The “object a” being at the zenith of civilization is not the same “object a” the analytic discourse brings about in the analytic experience. The agent may be the same, only the treatment is not the same, as civilization doesn’t treat it as a semblant, doesn’t treat it in the symbolic level. I liked it very much the way Tom describes his understanding of the analyst assuming the position of the “object a” as a semblant, with the “presence” of the analyst including his body, through his tone of voice or by making noise on the table. He provides us with very good examples of what is to produce a text in analysis, of what is for the analyst to follow the principles of psychoanalysis.

The unconscious we confront today requires more than ever a practitioner that has these principles as a clear reference. The existence of an unconscious able to be read in the XXIst century, depends on the practitioner.
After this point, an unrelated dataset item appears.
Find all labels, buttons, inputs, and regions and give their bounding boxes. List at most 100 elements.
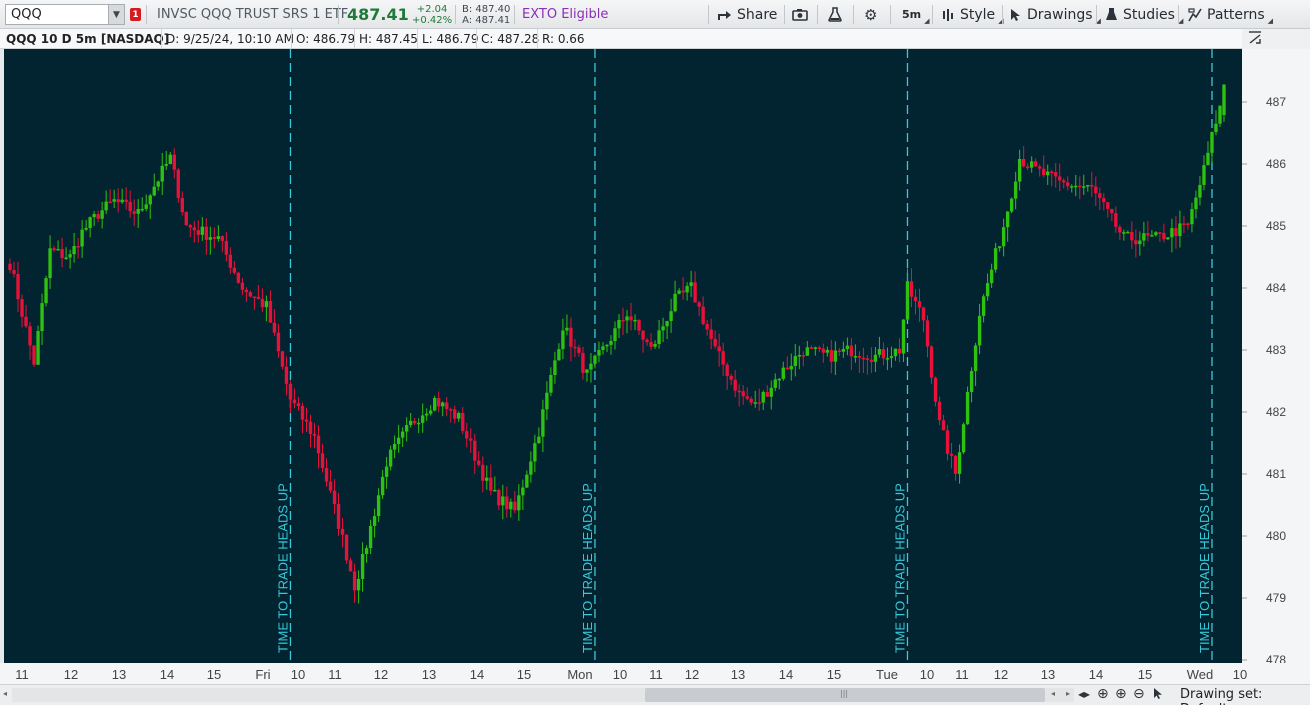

For that, it is necessary not to lose sight of what Freud and Lacan pointed out throughout their teachings: the existence of a subjective reality that the human being struggles to deny, in different ways, even though there are daily and insistent evidences of its presence. The operator here is the Desire of the Analyst the one that brings about the existence of subjectivity, the one that creates the analysand.

There is a fundamental disagreement in the human being, because he contains the most intimate and the most alien within himself. The socialization of the technological object and the use given to it today, serves the purpose of maintaining the denial about that disagreement. The task of psychoanalysis, as Lacan said, is maintaining the “trou-matisme”. That is, reading the unconscious until there is nothing else to read, but, instead, when something has been written. It will imply a change in the subject’s position related to meaning, therefore, to jouissance.